Jay Faison (born November 29, 1967) is an American entrepreneur and a conservative philanthropist focused on climate change from North Carolina. He was founder and CEO of SnapAV. In 2014, he sold the vast majority of his shares in SnapAV and invested $175 million to start the ClearPath Foundation.

== Family life and education ==
Faison was born in Charlotte, North Carolina, in 1967. His father, Henry Faison, was a prominent real estate developer in Charlotte who founded and chaired Faison Enterprises.

Faison earned a BA in economics from UNC Chapel Hill, and graduated from the University of Virginia Darden School of Business with an MBA in 1995. He lives in Charlotte, with his wife, Olga, and three children, Henry, Hannah and Amelia.

== Career ==
After business school Faison started and ran Blockbuster Portugal, which had 27 stores. After meeting his wife Olga, he then returned to the U.S. and bought a small home technology company, which grew to be the largest in the Charlotte region. Faison founded SnapAV six years later, in 2005. SnapAV designs and distributes audio-visual equipment to integrators, from speakers to surveillance systems.

== Philanthropy ==

=== ClearPath Foundation ===

Faison decided to sell his majority-share in SnapAV, and donate most of that money, $175 million, to create the ClearPath Foundation. "I sold my business because I wanted to get into philanthropy during the prime of my career rather than the end of it. It was time to give back." His goal was to accelerate conservative clean energy solutions, generally preferring "innovation instead of regulation" and opposing policy such as the Clean Power Plan and subsidies for wind or solar energy, while promoting expanded fracking, nuclear power, and hydropower. "I always felt a little alone out there as a Republican," Faison said in an interview, "and so I started ClearPath to create a dialogue around this in a way that hadn’t been done before and sort of be part of the solution."

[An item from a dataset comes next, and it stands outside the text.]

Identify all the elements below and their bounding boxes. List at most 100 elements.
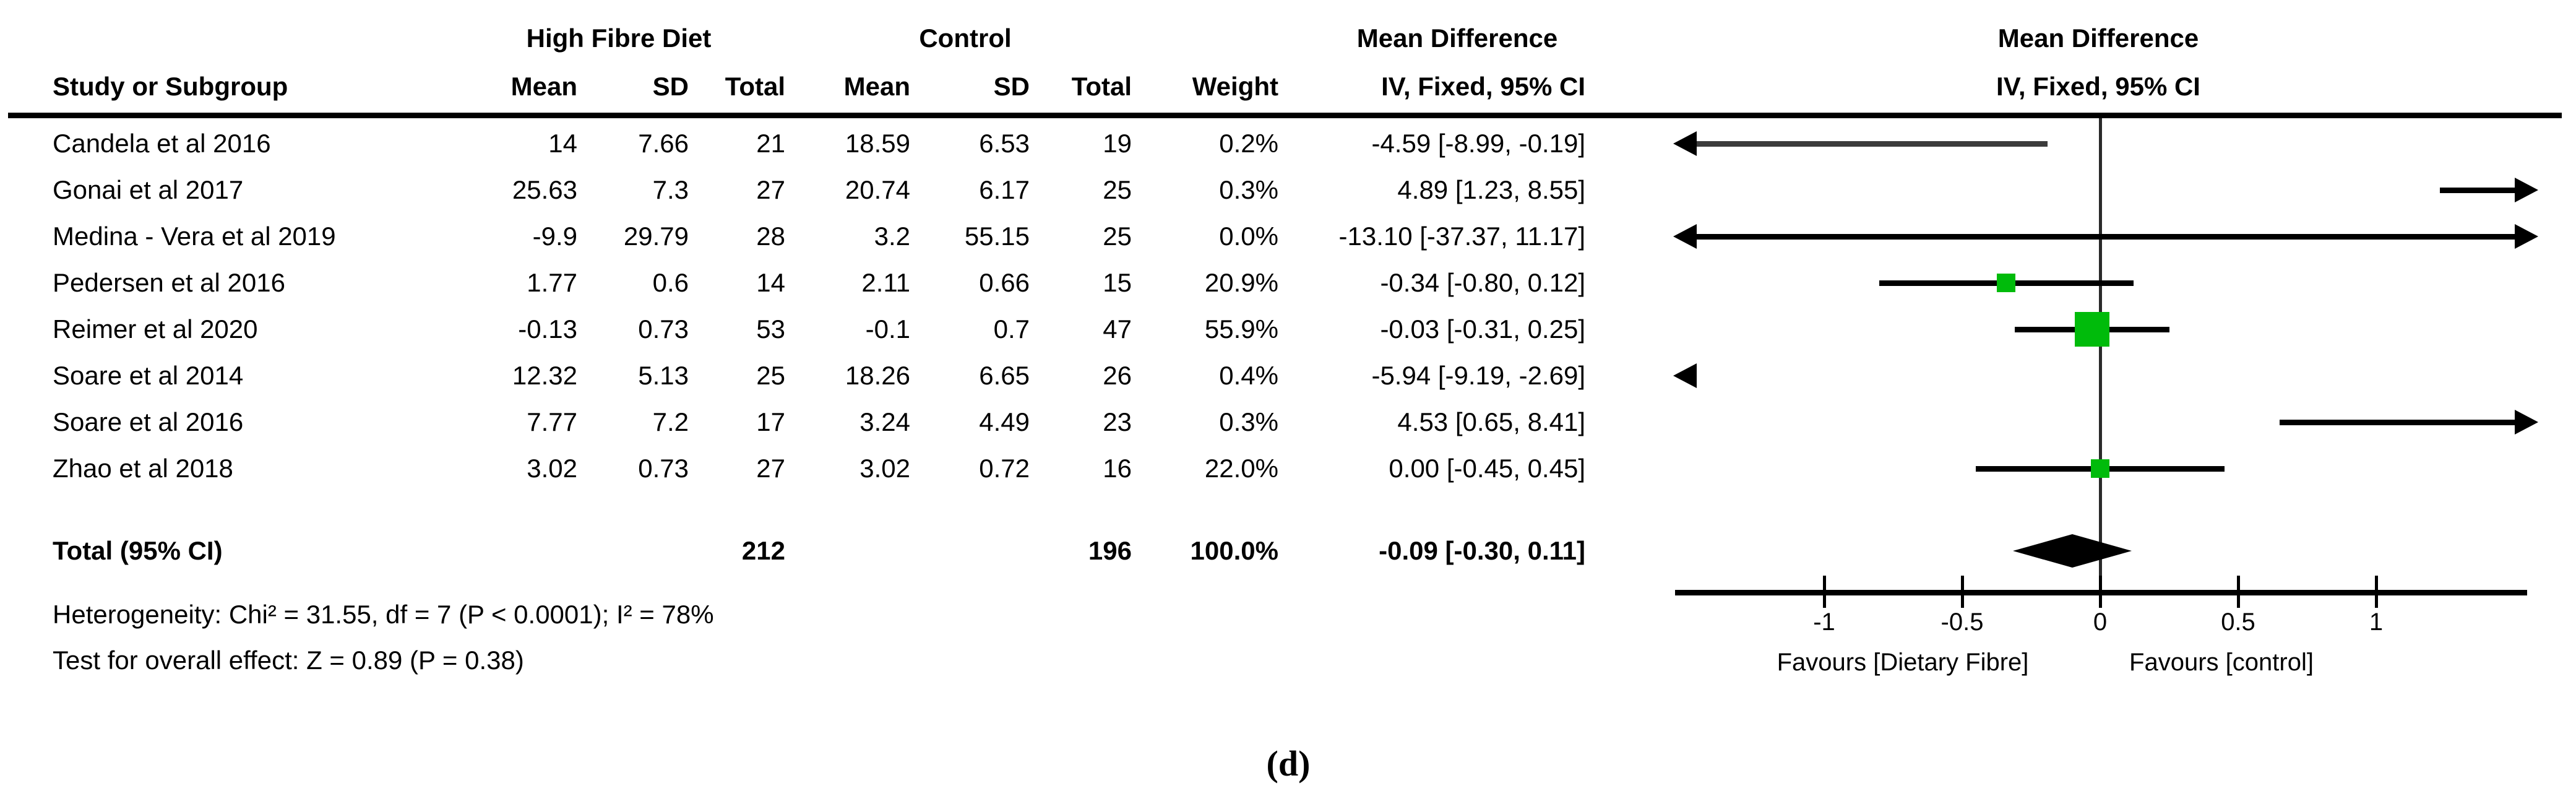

He runs the foundation as its Managing Partner. ClearPath has expanded into three entities: The 501(c)(3) ClearPath Foundation non-profit, ClearPath Action 501(c)(4) lobbying arm and the ClearPath Action Fund super PAC.

ClearPath specifically promotes nuclear, natural gas, carbon capturing technologies for gas and coal generation, hydropower and innovation. The organization's mantra is "more innovation, less regulation."

=== Political donations ===
Faison has been a regular contributor to Republican political candidates. His ClearPath Action Fund spent more than $4.8 million for 15 endorsed Republican candidates in the 2016 election. Thirteen of those endorsements won reelection. He has also donated to many Republicans directly, from Mitch McConnell to Rob Portman to the National Republican Senatorial Committee, including a $500,000 donation to former New Hampshire Senator Kelly Ayotte's SuperPAC.